Having lived in Yaroslavl about 5 years ago, Sarah did not expect to be able to find many places to eat. Fortunately this has changed a bit and there are quite a few different restaurants with various cuisines and prices. Unfortunately, the servers are of slightly lower quality than even Moscow servers. While Moscow servers generally don’t make eye contact and make it difficult for you to get their attention, they at least notice you when you enter a restaurant and aren’t scared off by a silly mistake on their or your part. Basically, they are used to dealing with foreigners.
On the other hand, servers in Yaroslavl seemed to be a little skittish of customers. Service at almost all places was slooooow.
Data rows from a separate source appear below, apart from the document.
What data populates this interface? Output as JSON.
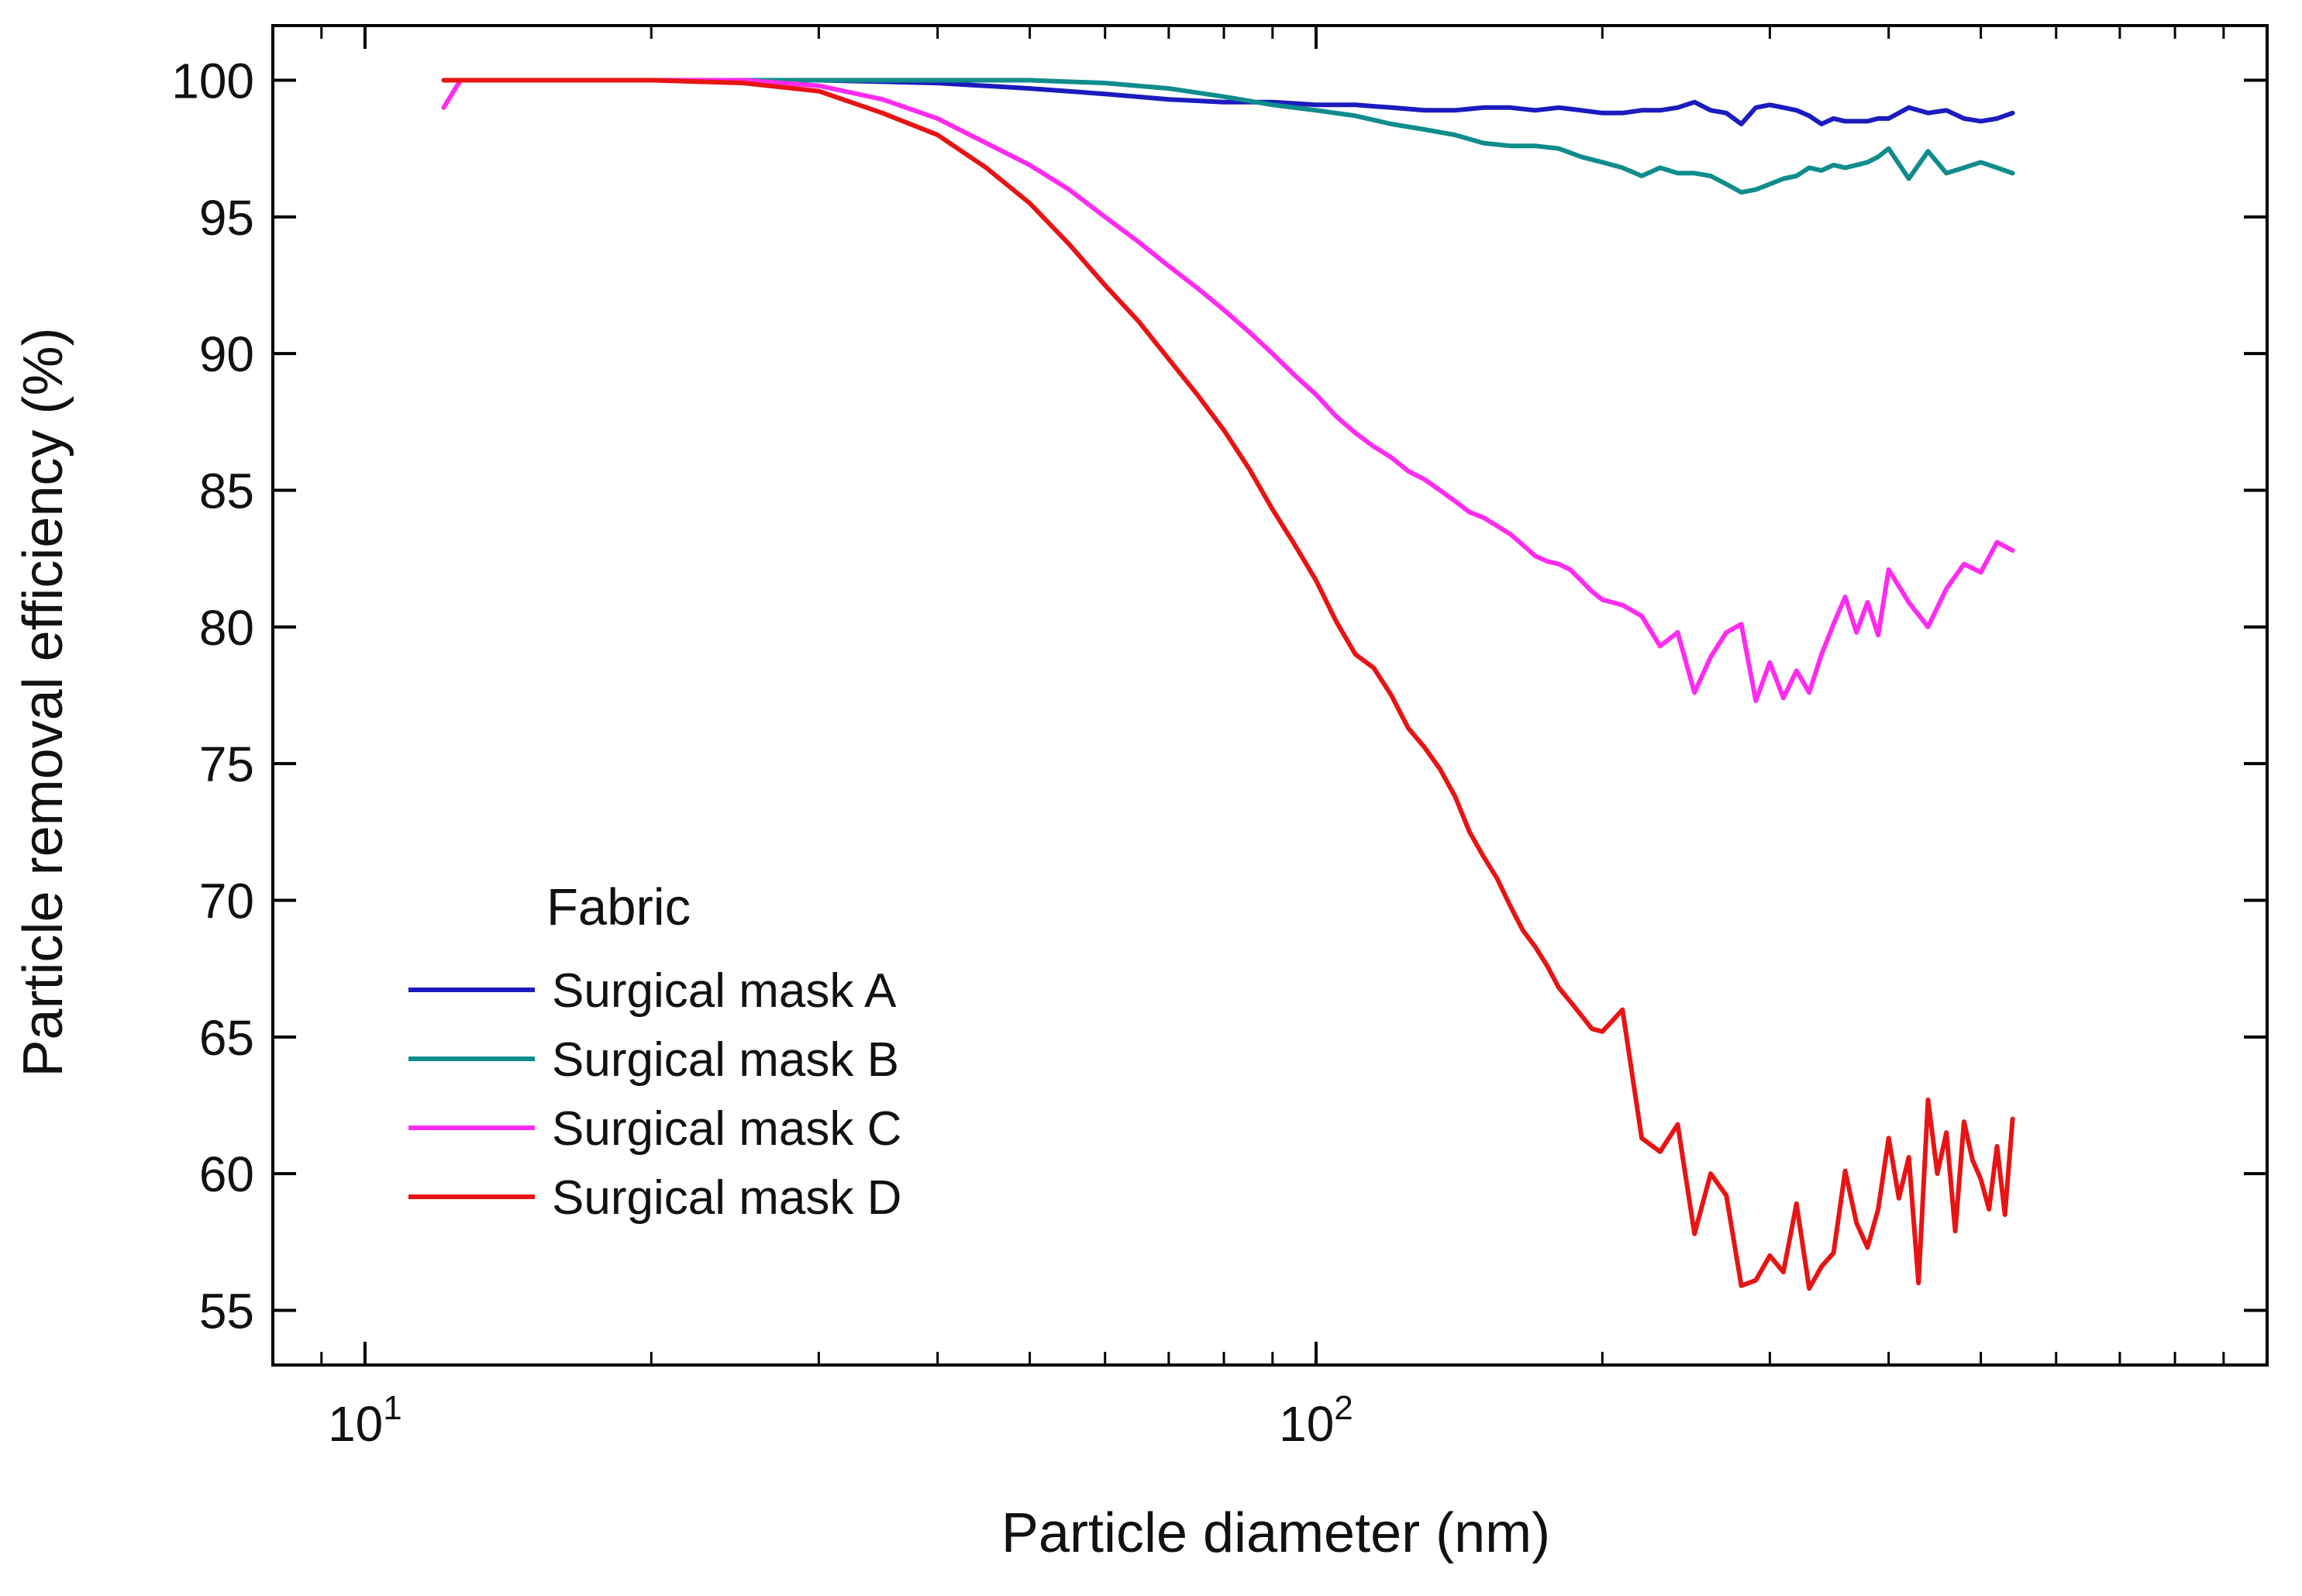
{
  "chart_data": {
    "type": "line",
    "title": "",
    "xlabel": "Particle diameter (nm)",
    "ylabel": "Particle removal efficiency  (%)",
    "xscale": "log",
    "xlim": [
      8,
      1000
    ],
    "ylim": [
      53,
      102
    ],
    "yticks": [
      55,
      60,
      65,
      70,
      75,
      80,
      85,
      90,
      95,
      100
    ],
    "xticks": [
      {
        "base": "10",
        "exp": "1",
        "value": 10
      },
      {
        "base": "10",
        "exp": "2",
        "value": 100
      }
    ],
    "grid": false,
    "legend": {
      "title": "Fabric",
      "placement": "lower-left"
    },
    "series": [
      {
        "name": "Surgical mask A",
        "color": "#1b1bbf",
        "x": [
          12.1,
          14,
          16,
          20,
          25,
          30,
          40,
          50,
          60,
          70,
          80,
          90,
          100,
          110,
          120,
          130,
          140,
          150,
          160,
          170,
          180,
          190,
          200,
          210,
          220,
          230,
          240,
          250,
          260,
          270,
          280,
          290,
          300,
          310,
          320,
          330,
          340,
          350,
          360,
          370,
          380,
          390,
          400,
          420,
          440,
          460,
          480,
          500,
          520,
          540
        ],
        "y": [
          100,
          100,
          100,
          100,
          100,
          100,
          99.9,
          99.7,
          99.5,
          99.3,
          99.2,
          99.2,
          99.1,
          99.1,
          99.0,
          98.9,
          98.9,
          99.0,
          99.0,
          98.9,
          99.0,
          98.9,
          98.8,
          98.8,
          98.9,
          98.9,
          99.0,
          99.2,
          98.9,
          98.8,
          98.4,
          99.0,
          99.1,
          99.0,
          98.9,
          98.7,
          98.4,
          98.6,
          98.5,
          98.5,
          98.5,
          98.6,
          98.6,
          99.0,
          98.8,
          98.9,
          98.6,
          98.5,
          98.6,
          98.8
        ]
      },
      {
        "name": "Surgical mask B",
        "color": "#118c8c",
        "x": [
          12.1,
          14,
          16,
          20,
          25,
          30,
          40,
          50,
          60,
          70,
          80,
          90,
          100,
          110,
          120,
          130,
          140,
          150,
          160,
          170,
          180,
          190,
          200,
          210,
          220,
          230,
          240,
          250,
          260,
          270,
          280,
          290,
          300,
          310,
          320,
          330,
          340,
          350,
          360,
          370,
          380,
          390,
          400,
          420,
          440,
          460,
          480,
          500,
          520,
          540
        ],
        "y": [
          100,
          100,
          100,
          100,
          100,
          100,
          100,
          100,
          99.9,
          99.7,
          99.4,
          99.1,
          98.9,
          98.7,
          98.4,
          98.2,
          98.0,
          97.7,
          97.6,
          97.6,
          97.5,
          97.2,
          97.0,
          96.8,
          96.5,
          96.8,
          96.6,
          96.6,
          96.5,
          96.2,
          95.9,
          96.0,
          96.2,
          96.4,
          96.5,
          96.8,
          96.7,
          96.9,
          96.8,
          96.9,
          97.0,
          97.2,
          97.5,
          96.4,
          97.4,
          96.6,
          96.8,
          97.0,
          96.8,
          96.6
        ]
      },
      {
        "name": "Surgical mask C",
        "color": "#ff2bf0",
        "x": [
          12.1,
          12.6,
          14,
          16,
          20,
          25,
          30,
          35,
          40,
          45,
          50,
          55,
          60,
          65,
          70,
          75,
          80,
          85,
          90,
          95,
          100,
          105,
          110,
          115,
          120,
          125,
          130,
          135,
          140,
          145,
          150,
          155,
          160,
          165,
          170,
          175,
          180,
          185,
          190,
          195,
          200,
          210,
          220,
          230,
          240,
          250,
          260,
          270,
          280,
          290,
          300,
          310,
          320,
          330,
          340,
          350,
          360,
          370,
          380,
          390,
          400,
          420,
          440,
          460,
          480,
          500,
          520,
          540
        ],
        "y": [
          99.0,
          100,
          100,
          100,
          100,
          100,
          99.8,
          99.3,
          98.6,
          97.7,
          96.9,
          96.0,
          95.0,
          94.1,
          93.2,
          92.4,
          91.6,
          90.8,
          90.0,
          89.2,
          88.5,
          87.7,
          87.1,
          86.6,
          86.2,
          85.7,
          85.4,
          85.0,
          84.6,
          84.2,
          84.0,
          83.7,
          83.4,
          83.0,
          82.6,
          82.4,
          82.3,
          82.1,
          81.7,
          81.3,
          81.0,
          80.8,
          80.4,
          79.3,
          79.8,
          77.6,
          78.9,
          79.8,
          80.1,
          77.3,
          78.7,
          77.4,
          78.4,
          77.6,
          79.0,
          80.1,
          81.1,
          79.8,
          80.9,
          79.7,
          82.1,
          80.9,
          80.0,
          81.4,
          82.3,
          82.0,
          83.1,
          82.8
        ]
      },
      {
        "name": "Surgical mask D",
        "color": "#e81414",
        "x": [
          12.1,
          14,
          16,
          20,
          25,
          30,
          35,
          40,
          45,
          50,
          55,
          60,
          65,
          70,
          75,
          80,
          85,
          90,
          95,
          100,
          105,
          110,
          115,
          120,
          125,
          130,
          135,
          140,
          145,
          150,
          155,
          160,
          165,
          170,
          175,
          180,
          185,
          190,
          195,
          200,
          205,
          210,
          220,
          230,
          240,
          250,
          260,
          270,
          280,
          290,
          300,
          310,
          320,
          330,
          340,
          350,
          360,
          370,
          380,
          390,
          400,
          410,
          420,
          430,
          440,
          450,
          460,
          470,
          480,
          490,
          500,
          510,
          520,
          530,
          540
        ],
        "y": [
          100,
          100,
          100,
          100,
          99.9,
          99.6,
          98.8,
          98.0,
          96.8,
          95.5,
          94.0,
          92.5,
          91.2,
          89.8,
          88.5,
          87.2,
          85.8,
          84.3,
          83.0,
          81.7,
          80.2,
          79.0,
          78.5,
          77.5,
          76.3,
          75.6,
          74.8,
          73.8,
          72.5,
          71.6,
          70.8,
          69.8,
          68.9,
          68.3,
          67.6,
          66.8,
          66.3,
          65.8,
          65.3,
          65.2,
          65.6,
          66.0,
          61.3,
          60.8,
          61.8,
          57.8,
          60.0,
          59.2,
          55.9,
          56.1,
          57.0,
          56.4,
          58.9,
          55.8,
          56.6,
          57.1,
          60.1,
          58.2,
          57.3,
          58.7,
          61.3,
          59.1,
          60.6,
          56.0,
          62.7,
          60.0,
          61.5,
          57.9,
          61.9,
          60.5,
          59.8,
          58.7,
          61.0,
          58.5,
          62.0
        ]
      }
    ]
  }
}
We would wait about 15 minutes to get a menu, then rush in the hopes of having made up our minds by the time the waitress graced us with her presence another 15 minutes later. Then, it’s always a hassle to get a check because a) you have to know to ask for it b) you need to expect to wait about 30 minutes before getting it c) once you pay the bill you will no longer get service. Basically, a lot of time needs to be devoted to venturing out to eat and when you are visiting a city and don’t want to spend all your time at your rental flat, then you should expect to spend most of your time eating or trying to eat.
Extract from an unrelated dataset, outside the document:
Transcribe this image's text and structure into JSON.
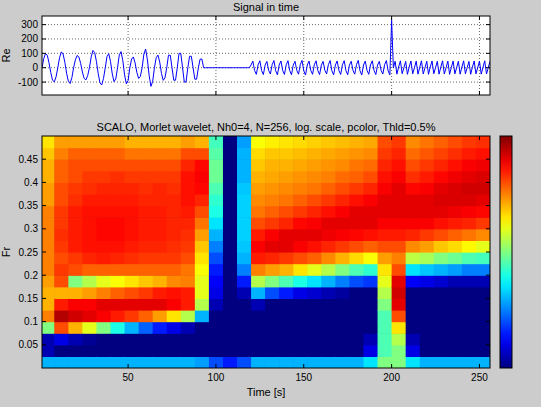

The worst example of the simple lack of awareness was actually a bar with a great atmosphere. They had outdoor seating, so we waiting outside for about 30 minutes before someone finally asked if we had been helped, then once we got a menu and waited for another 10-15 minutes, we decided we would be better off inside. This was true until I made the mistake of wanting to know the difference between three different types of coffee. I asked Sarah how to say it in Russian, asked the waitress, and she ran off with the menu to the cash desk and promptly placed an order for the three drinks. Basically, if you are foreign, people stop listening to anything you say because it’s too much work, at least this was my impression. Needless to say, the city cafes have some lessons to learn quickly before next year. Granted many of the visitors will be Russian, but I wouldn’t be surprised if a fair amount of foreigners make it out there.